The College recommended that the initial reporting period for the quality payment program be pushed back to July 1, 2017, rather than starting on January 1 as CMS proposed. This would give physicians and their practices the time needed to make the preparations required to be successful.
ACP proposed four different options for medical home practices to qualify as advanced Alternative Payment Models, instead of the single option proposed by CMS, including options to allow PCMHs to qualify without taking financial risk. These additional options would potentially allow many thousands more practices to qualify and earn the 5 percent bonus on FFS payments
The letter suggested other changes that would make more advanced Alternative Payment Models available for physicians in all specialties, especially including those in internal medicine and its subspecialties.
The College’s approach of offering real solutions to real problems with CMS’s proposed rule will serve internists much better than ranting about MACRA — which regrettably characterizes much of the commentary about MACRA on social media.
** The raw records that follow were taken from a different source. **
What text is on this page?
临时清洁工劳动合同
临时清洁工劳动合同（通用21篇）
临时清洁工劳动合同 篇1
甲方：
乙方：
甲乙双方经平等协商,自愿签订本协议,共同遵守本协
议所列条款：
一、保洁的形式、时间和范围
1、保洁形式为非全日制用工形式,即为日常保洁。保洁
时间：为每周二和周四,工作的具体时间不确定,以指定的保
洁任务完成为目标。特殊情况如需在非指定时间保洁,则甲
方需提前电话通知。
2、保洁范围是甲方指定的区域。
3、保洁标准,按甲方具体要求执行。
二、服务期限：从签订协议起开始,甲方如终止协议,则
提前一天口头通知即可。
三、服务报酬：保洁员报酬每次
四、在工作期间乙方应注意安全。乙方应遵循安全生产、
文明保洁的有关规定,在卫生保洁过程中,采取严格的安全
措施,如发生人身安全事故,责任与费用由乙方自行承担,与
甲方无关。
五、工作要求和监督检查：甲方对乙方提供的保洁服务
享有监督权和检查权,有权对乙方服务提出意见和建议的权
While physicians’ concerns about MACRA are understandable and must be addressed by CMS, I stand by my view, as expressed in a previous blog post, that MACRA’s overall framework is far better for physicians than the current flawed Medicare reporting programs — offering them opportunities to receive positive updates rather than just avoiding cuts, giving them credit for their own quality improvement activities, exposing them to less financial risk through 2021 than under the current penalties for not being able to successfully report, providing opportunities for thousands of practices that are patient-centered medical homes to qualify for higher payments. While I have had plenty of people express disagreement with that post, not a single one has been able to factually counter the specific improvements that MACRA makes over the status quo. They can’t — because they are baked into the law itself.
The question then is whether CMS’s proposed implementation would accomplish the statute’s and Congress’s objectives to simplify and harmonize quality reporting and to create opportunities for physician-led delivery models to qualify for higher payments. In the ACP’s view, the proposed rule did have positive elements to move payments in the desired direction, such as reducing the number of required quality measures, but it fell far short in many other respects. Keep in mind that it is a proposed rule — the very reason it was out for public comment was so that CMS could hear from doctors and others what it got right and what it got wrong, and even more importantly, what alternatives they would recommend to make it better. Comments that just attacked the proposed rule, or the MACRA law itself, will accomplish nothing: Only Congress (not CMS) can amend MACRA, and CMS can’t improve the proposed rule unless those offering comments can give them specific ideas on what they should do differently. Solutions, not rants, are what will bring about the needed changes.
That is what ACP did: Offer solutions that would, in the words of Dr. Robert McLean, chair of ACP’s Medical Practice and Quality Committee, “simplify the quality reporting program, reduce the burden on physicians and especially smaller practices, and propose more options and flexibility for physicians to qualify for higher payments by recognizing their ongoing efforts to improve care to their patients. With these improvements, implementation of the new payment systems would go a long way to achieving Congress’ goal of aligning payments with quality without imposing more unnecessary administrative burden on physicians.”
Bob Doherty is senior vice president, governmental affairs and public policy, American College of Physicians and blogs at the ACP Advocate Blog.